Trotz neuer Beleuchtung: wenig Geburtstagsfreude am Florianturm

Passend zum 60. Geburtstag bekommt der Florianturm im Westfalenpark ein 120.000 Euro teures Geschenk: eine neue Beleuchtung. Die Stadt Dortmund spendiert 17 neue Scheinwerfer. Doch zu tun gibt es noch einiges in dem Park. Wir haben mit Mitarbeitern gesprochen, die Wünsche für die Zukunft äußern.

Nachdem der Florianturm am 30. April 2019 60 Jahre alt geworden ist, hat die Stadt Dortmund zugesagt, eine neue, 120.000 Euro teure Beleuchtung mit verschiedenen Farben zu finanzieren. Spätestens bis Pfingsten werden die alten Scheinwerfer durch 17 größere LED-Lampen ausgetauscht, versichert Rainer Peters, Techniker und Aufzugsführer des Turms. „Wegen eines Software-Fehlers mussten die veralteten Scheinwerfer ohnehin ausgetauscht werden. Das nutzen wir, um es ansprechend und schön zu machen“, so Stadtsprecherin Anke Widow gegenüber den Ruhr Nachrichten. Am Tag der Fertigstellung gebe es auch eine kleine Feier mit einer kostenlosen Turmauffahrt für die Besucher.

Der Florianturm ist mittlerweile ein Wahrzeichen Dortmunds. Das zeigen auch die Besucherzahlen: Als der Turm bis Juli vergangenen Jahres aufgrund von zehnmonatigen Sanierungsarbeiten geschlossen war, habe es laut Peters deutlich weniger Besucher im Westfalenpark gegeben.

Sanierung dauerte länger als Bau selbst 

Ursächlich für die lange Schließung seien Sanierungsarbeiten an der Fußbodenheizung gewesen. Die Arbeiten sollten eigentlich acht Wochen andauern, konnten aber aufgrund des kalten Wetters nicht eher fertiggestellt werden. Der Widerspruch: Die Bauarbeiten des Turms haben 1959 gerade mal neun Monaten gedauert – damit hat die Sanierung länger gedauert als der Bau selbst. Die Deutsche Bundespost eröffnete den damaligen Sendeturm gemeinsam mit der Bundesgartenschau, die ihn durch insgesamt sieben Millionen Besucher berühmt machte. Damals war der 211 Meter hohe Florianturm der höchste Turm Deutschlands, heute zählt er noch immer zu den höchsten Aussichtsplattformen des Landes.

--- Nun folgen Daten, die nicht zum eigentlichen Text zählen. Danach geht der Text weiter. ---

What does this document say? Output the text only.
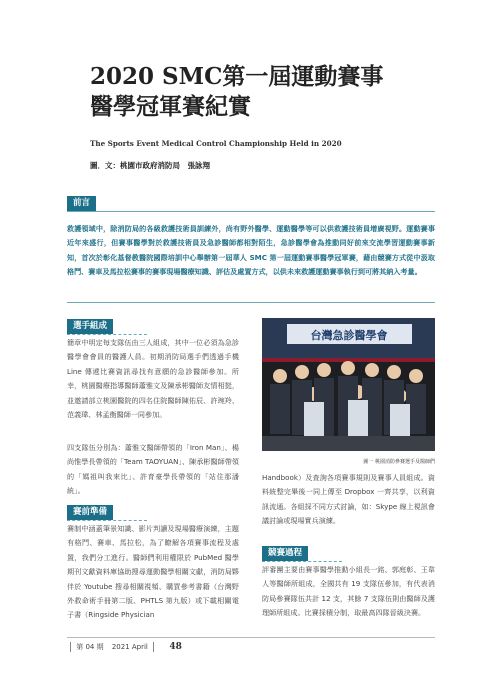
2020 SMC第一屆運動賽事
醫學冠軍賽紀實
The Sports Event Medical Control Championship Held in 2020
圖．文：桃園市政府消防局　張詠翔
前言
救護領域中，除消防局的各級救護技術員訓練外，尚有野外醫學、運動醫學等可以供救護技術員增廣視野。運動賽事近年來盛行，但賽事醫學對於救護技術員及急診醫師都相對陌生，急診醫學會為推動同好前來交流學習運動賽事新知，首次於彰化基督教醫院國際培訓中心舉辦第一屆華人 SMC 第一屆運動賽事醫學冠軍賽，藉由競賽方式從中汲取格鬥、賽車及馬拉松賽事的賽事現場醫療知識、評估及處置方式，以供未來救護運動賽事執行到可將其納入考量。
選手組成
簡章中明定每支隊伍由三人組成，其中一位必須為急診醫學會會員的醫護人員。初期消防局選手們透過手機 Line 傳遞比賽資訊尋找有意願的急診醫師參加。所幸，桃園醫療指導醫師蕭雅文及陳承彬醫師友情相挺，並邀請部立桃園醫院的四名住院醫師陳佑辰、許琬羚、范義瑋、林孟衡醫師一同參加。
四支隊伍分別為：蕭雅文醫師帶領的「Iron Man」、楊尚惟學長帶領的「Team TAOYUAN」、陳承彬醫師帶領的「媽祖叫我來比」、許育豪學長帶領的「站住那潘統」。
賽前準備
賽制中涵蓋筆景知識、影片判讀及現場醫療演練，主題有格鬥、賽車、馬拉松，為了瞭解各項賽事流程及處置，我們分工進行。醫師們利用權限於 PubMed 醫學期刊文獻資料庫協助搜尋運動醫學相關文獻，消防局夥伴於 Youtube 搜尋相關視頻、購買參考書籍（台灣野外救命術手冊第二版、PHTLS 第九版）或下載相關電子書（Ringside Physician
台灣急診醫學會
圖一 桃園消防參賽選手及醫師們
Handbook）及查詢各項賽事規則及賽事人員組成。資料統整完畢後一同上傳至 Dropbox 一齊共享，以利資訊流通。各組採不同方式討論，如：Skype 線上視訊會議討論或現場實兵演練。
競賽過程
評審團主要由賽事醫學推動小組長一銘、郭庭彰、王韋人等醫師所組成，全國共有 19 支隊伍參加，有代表消防局參賽隊伍共計 12 支，其餘 7 支隊伍則由醫師及護理師所組成。比賽採積分制，取最高四隊晉級決賽。
第 04 期 2021 April 48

Viele Besucher reisen sogar aus beispielsweise England oder den Niederlanden an, um die Aussicht auf der Plattform genießen zu können, erläutert Kassiererin Sabrina Krebs. Im Sommer würden täglich bis zu 2000 Leute den Turm hinauffahren. An Karfreitag habe es 1400 Besucher gegeben, sagt der 56-jährige Techniker und Aufzugsführer.

Jedoch kürzte die Stadt erst vor Kurzem die Öffnungszeiten. Damit sollen Kosten gespart werden, denn eine Turmauffahrt benötigt starke Sicherheitskontrolle. Neben Haustechniker und Kassierer müsse ebenso auch immer eine Brandwache vor Ort sein. „Wir versuchen, die größtmögliche Sicherheit zu geben“, sagt Peters. Gerade nach dem Trauerfall, als 2003 ein Bungee-Springer durch einen Produktionsfehler am Seil verunglückte, habe die Sicherheit oberste Priorität.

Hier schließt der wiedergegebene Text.